As assinaturas mencionadas pelo parlamentar foram o principal ponto de discussão em torno da CPI da Lava Toga em 2019. O Regimento do Senado especifica que uma CPI deve ser aberta se alcançar o apoio de 27 senadores, número que corresponde a um terço dos membros da Casa. Capitaneada por senadores de início de mandato – como Valério, Vieira e Fabiano Contarato (PT-ES) –, a Lava Toga alcançou as 27 assinaturas com dificuldades. Mas, antes de ocorrer a instalação, alguns parlamentares retiraram o apoio e o projeto minguou.
O impasse em torno das assinaturas envolveu o senador Flávio Bolsonaro (PL-RJ) e a então senadora Selma Arruda (PSL-MS), que poucos meses depois do episódio seria cassada. Por orientação do Palácio do Planalto, o filho do presidente não endossou a CPI e teria ameaçado Selma, de quem era colega de partido na ocasião. "A primeira experiência daquele processo foi a de conhecer quem é quem dentro do Senado", diz Martins.
A criação da CPI era uma das bandeiras do grupo "Muda Senado", formado ainda em 2019 e que perdeu força nos últimos meses.
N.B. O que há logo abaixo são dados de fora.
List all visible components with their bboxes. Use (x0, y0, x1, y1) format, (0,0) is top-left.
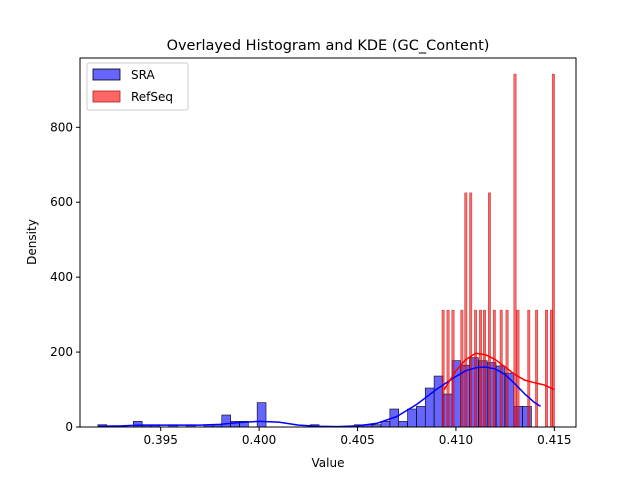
refseq-bar (499, 309, 503, 428)
axes-frame (79, 57, 577, 428)
refseq-bar (469, 192, 473, 428)
y-axis-ticks: 0 200 400 600 800 (50, 120, 80, 434)
x-tick-label: 0.395 (144, 433, 178, 447)
refseq-bar (527, 309, 531, 428)
refseq-bar (545, 309, 548, 428)
y-axis-label: Density (25, 219, 39, 265)
refseq-bar (479, 309, 482, 428)
sra-bar (133, 421, 143, 428)
x-tick-label: 0.405 (340, 433, 374, 447)
sra-bar (407, 408, 417, 428)
chart-title: Overlayed Histogram and KDE (GC_Content) (167, 38, 490, 54)
refseq-bar (460, 309, 464, 428)
refseq-bar (441, 309, 445, 428)
refseq-bar (464, 192, 468, 428)
legend-swatch-sra (92, 68, 121, 81)
y-tick-label: 400 (50, 270, 73, 284)
sra-bar (433, 375, 444, 428)
y-tick-label: 0 (65, 420, 73, 434)
x-axis-label: Value (312, 456, 345, 470)
legend: SRA RefSeq (86, 62, 189, 111)
sra-bar (221, 414, 231, 428)
sra-bar (416, 406, 426, 428)
y-tick-label: 600 (50, 195, 73, 209)
x-axis-ticks: 0.395 0.400 0.405 0.410 0.415 (144, 427, 572, 447)
refseq-bar (487, 192, 491, 428)
refseq-bar (551, 73, 555, 428)
refseq-kde-line (443, 352, 555, 391)
y-tick-label: 200 (50, 345, 73, 359)
y-tick-label: 800 (50, 120, 73, 134)
refseq-bar (535, 309, 539, 428)
x-tick-label: 0.415 (537, 433, 571, 447)
refseq-bar (451, 309, 455, 428)
x-tick-label: 0.400 (242, 433, 276, 447)
legend-label-sra: SRA (131, 68, 155, 82)
x-tick-label: 0.410 (439, 433, 473, 447)
sra-bar (398, 421, 408, 428)
refseq-bar (516, 309, 520, 428)
legend-swatch-refseq (92, 90, 121, 103)
refseq-bar (446, 309, 450, 428)
legend-label-refseq: RefSeq (131, 90, 173, 104)
sra-bar (256, 402, 267, 428)
refseq-bar (483, 309, 486, 428)
sra-kde-line (97, 366, 541, 428)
A desarticulação do grupo é um dos fatores que faz Plínio Valério não colocar muita fé na instalação da comissão, embora ainda seja um defensor da ideia. "No momento, o assunto está enterrado", diz.
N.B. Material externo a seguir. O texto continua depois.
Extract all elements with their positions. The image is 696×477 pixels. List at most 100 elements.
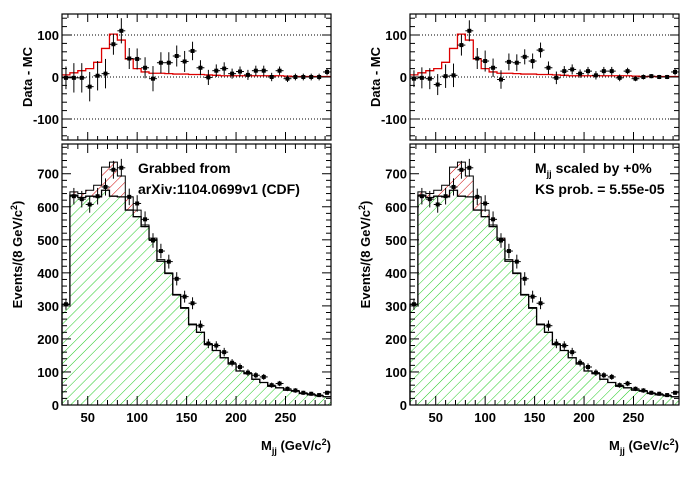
data-point: [117, 159, 125, 177]
data-marker: [104, 185, 108, 189]
data-marker: [127, 57, 131, 61]
diff-data-point: [291, 74, 299, 81]
diff-data-point: [521, 49, 529, 64]
data-point: [624, 381, 632, 386]
data-marker: [459, 168, 463, 172]
diff-data-point: [529, 53, 537, 68]
x-tick-label: 150: [524, 410, 546, 425]
data-point: [560, 341, 568, 350]
data-marker: [562, 69, 566, 73]
diff-data-point: [639, 74, 647, 79]
data-marker: [467, 29, 471, 33]
x-tick-label: 50: [428, 410, 442, 425]
data-marker: [167, 260, 171, 264]
diff-data-point: [102, 59, 110, 88]
y-tick-label: 600: [385, 200, 407, 215]
data-marker: [151, 238, 155, 242]
diff-data-point: [125, 48, 133, 69]
diff-data-point: [457, 35, 465, 56]
annotation-text: Mjj scaled by +0%: [535, 160, 652, 179]
data-marker: [198, 66, 202, 70]
data-marker: [570, 350, 574, 354]
data-marker: [246, 73, 250, 77]
data-marker: [270, 383, 274, 387]
diff-data-point: [545, 61, 553, 74]
data-marker: [444, 194, 448, 198]
diff-data-point: [220, 62, 228, 75]
x-axis-label: Mjj (GeV/c2): [261, 437, 331, 456]
diff-data-point: [442, 64, 450, 88]
y-tick-label: 200: [37, 332, 59, 347]
data-marker: [151, 77, 155, 81]
data-marker: [191, 301, 195, 305]
diff-data-point: [141, 57, 149, 78]
annotation-text: Grabbed from: [138, 160, 231, 176]
diff-data-point: [157, 52, 165, 73]
top-y-axis-label: Data - MC: [368, 46, 383, 107]
data-point: [600, 372, 608, 378]
data-marker: [594, 371, 598, 375]
diff-data-point: [94, 61, 102, 90]
y-tick-label: 0: [400, 398, 407, 413]
data-marker: [467, 166, 471, 170]
data-marker: [459, 43, 463, 47]
x-tick-label: 200: [573, 410, 595, 425]
y-tick-label: 700: [385, 167, 407, 182]
data-point: [220, 348, 228, 357]
y-tick-label: -100: [33, 112, 59, 127]
data-marker: [641, 75, 645, 79]
data-point: [165, 255, 173, 269]
data-point: [236, 363, 244, 370]
diff-data-point: [268, 73, 276, 81]
data-marker: [278, 69, 282, 73]
diff-data-point: [663, 75, 671, 79]
data-marker: [88, 85, 92, 89]
data-marker: [222, 350, 226, 354]
data-marker: [238, 70, 242, 74]
data-marker: [262, 69, 266, 73]
diff-data-point: [149, 66, 157, 91]
y-tick-label: 100: [37, 28, 59, 43]
data-marker: [626, 382, 630, 386]
data-marker: [554, 76, 558, 80]
data-marker: [143, 217, 147, 221]
background-hatched-area: [62, 190, 331, 405]
data-marker: [214, 69, 218, 73]
data-marker: [618, 76, 622, 80]
diff-data-point: [647, 74, 655, 78]
data-marker: [127, 195, 131, 199]
data-marker: [515, 61, 519, 65]
data-marker: [88, 202, 92, 206]
data-marker: [246, 371, 250, 375]
data-marker: [483, 201, 487, 205]
x-tick-label: 200: [225, 410, 247, 425]
data-marker: [198, 324, 202, 328]
y-tick-label: 500: [37, 233, 59, 248]
data-marker: [499, 78, 503, 82]
data-marker: [111, 42, 115, 46]
y-tick-label: 300: [37, 299, 59, 314]
signal-hatched-bin: [117, 176, 125, 197]
data-marker: [206, 342, 210, 346]
data-marker: [594, 73, 598, 77]
diff-data-point: [592, 71, 600, 79]
data-marker: [301, 75, 305, 79]
data-marker: [610, 69, 614, 73]
y-tick-label: 100: [385, 28, 407, 43]
y-tick-label: 300: [385, 299, 407, 314]
data-marker: [475, 57, 479, 61]
data-marker: [80, 76, 84, 80]
diff-data-point: [315, 74, 323, 81]
annotation-text: arXiv:1104.0699v1 (CDF): [138, 181, 300, 197]
diff-data-point: [560, 66, 568, 76]
data-marker: [491, 66, 495, 70]
diff-data-point: [228, 69, 236, 79]
data-point: [276, 381, 284, 386]
data-marker: [262, 375, 266, 379]
diff-data-point: [576, 69, 584, 77]
data-marker: [657, 392, 661, 396]
data-marker: [285, 387, 289, 391]
data-marker: [562, 344, 566, 348]
data-marker: [610, 375, 614, 379]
Mas Valério afirma confiar que a nova legislatura, que se inicia no ano que vem, pode impulsionar a CPI. O Senado renovará um terço das cadeiras nas eleições deste ano. Valério está no meio de mandato e, portanto, não precisa disputar a eleição. Já Lasier Martins não conseguiu apoio do seu partido para disputar a reeleição e é candidato a deputado federal.